I've discovered over the years that most people that are anti-GM take that stance because it was the politically correct thing to do. Once they start to examine the facts their opposition typically drops as unfounded.

You might want to look at your own facts.

Comment: Re:*Sigh* (Score 2) 284

but it seems much more sane to me than allowing politicians to be legally bought.

Sanity in politics? Be still, my heart.

I realise that being cynical is so much easier: no chance to be disappointed, easy to look down on other people, feel smug about your oh so original snarky comments. However, you'll never achieve anything of worth (unless you only think in terms of monetary outcomes) on the given subject with that attitude.

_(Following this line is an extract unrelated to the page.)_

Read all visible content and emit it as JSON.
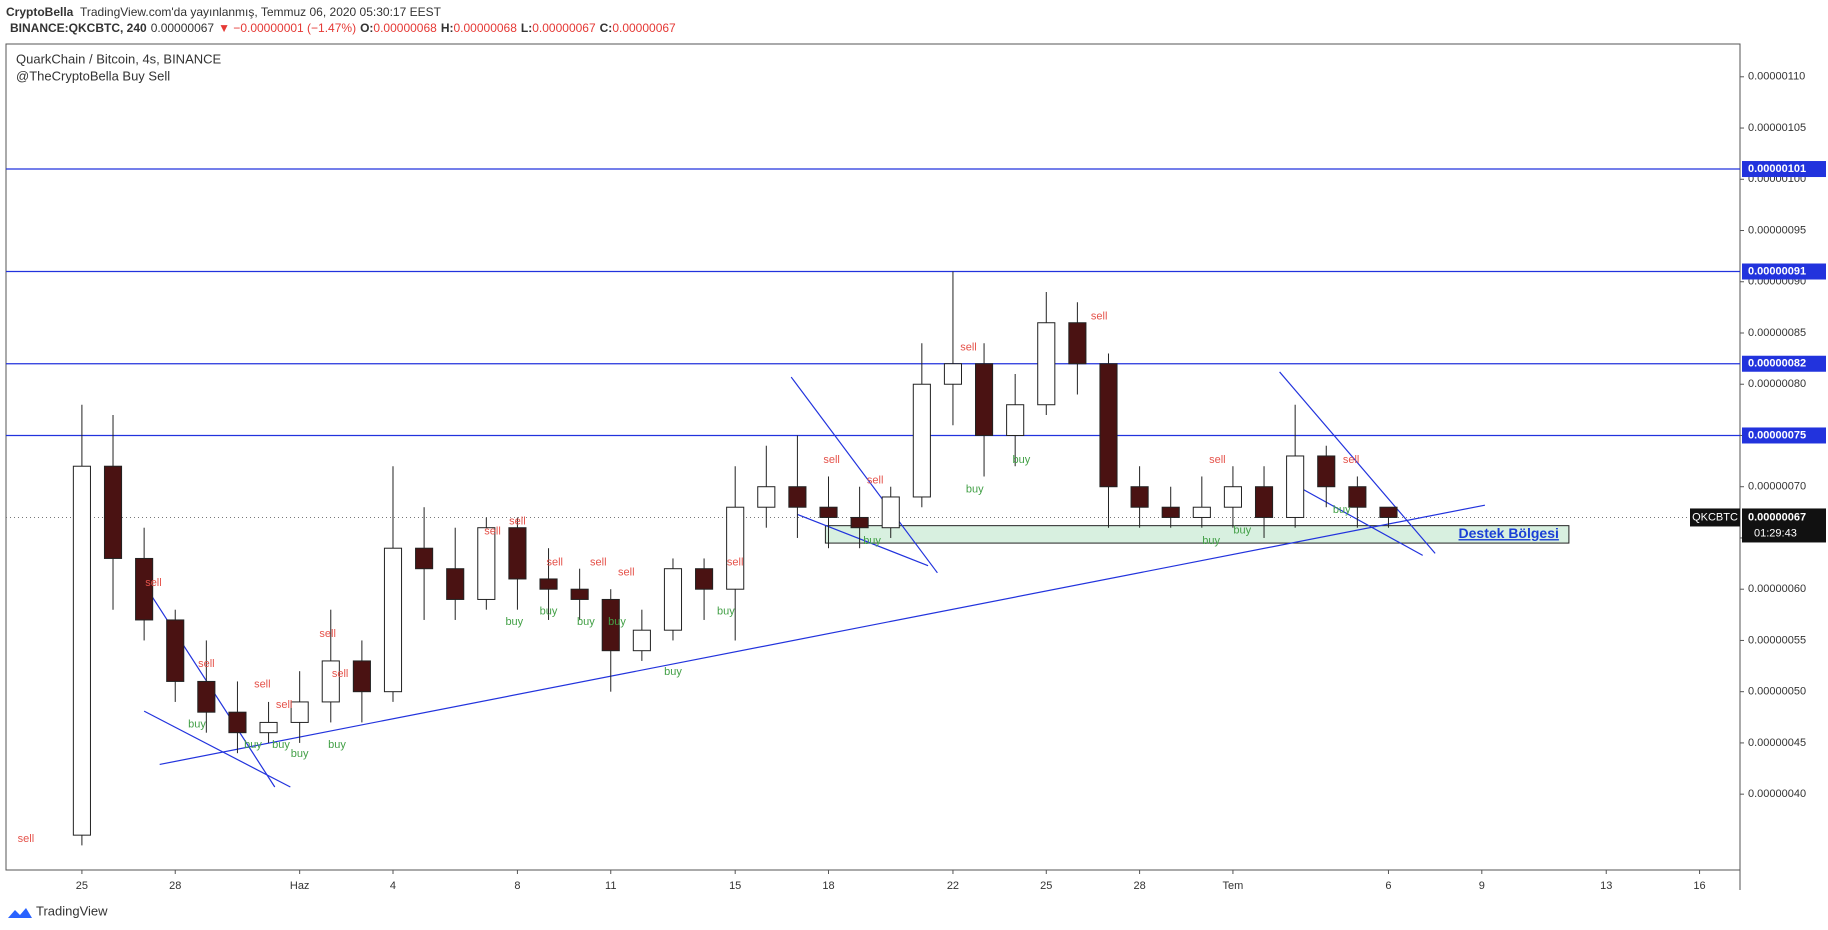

I was involved in the fight against the fight against the software patent directive in the EU, and the only reason basically a bunch of students won the fight about that particular directive against a multimillion euro campaign by the giants of the electronics and software industry was that we weren't aware in advance that we couldn't win and that we didn't already "know" that all (or even most) politicians are useful idiots that only care about their image and paycheck, and instead kept bombarding them with facts and academic studies (even organising a couple of conferences ourselves). And having gone through the entire process and a few ones later too (some of which we lost), I still don't "know" that all/most politics is a sham.

I stand by my point (yes, the AC was me too) that politics without legalised bribery is far more sane.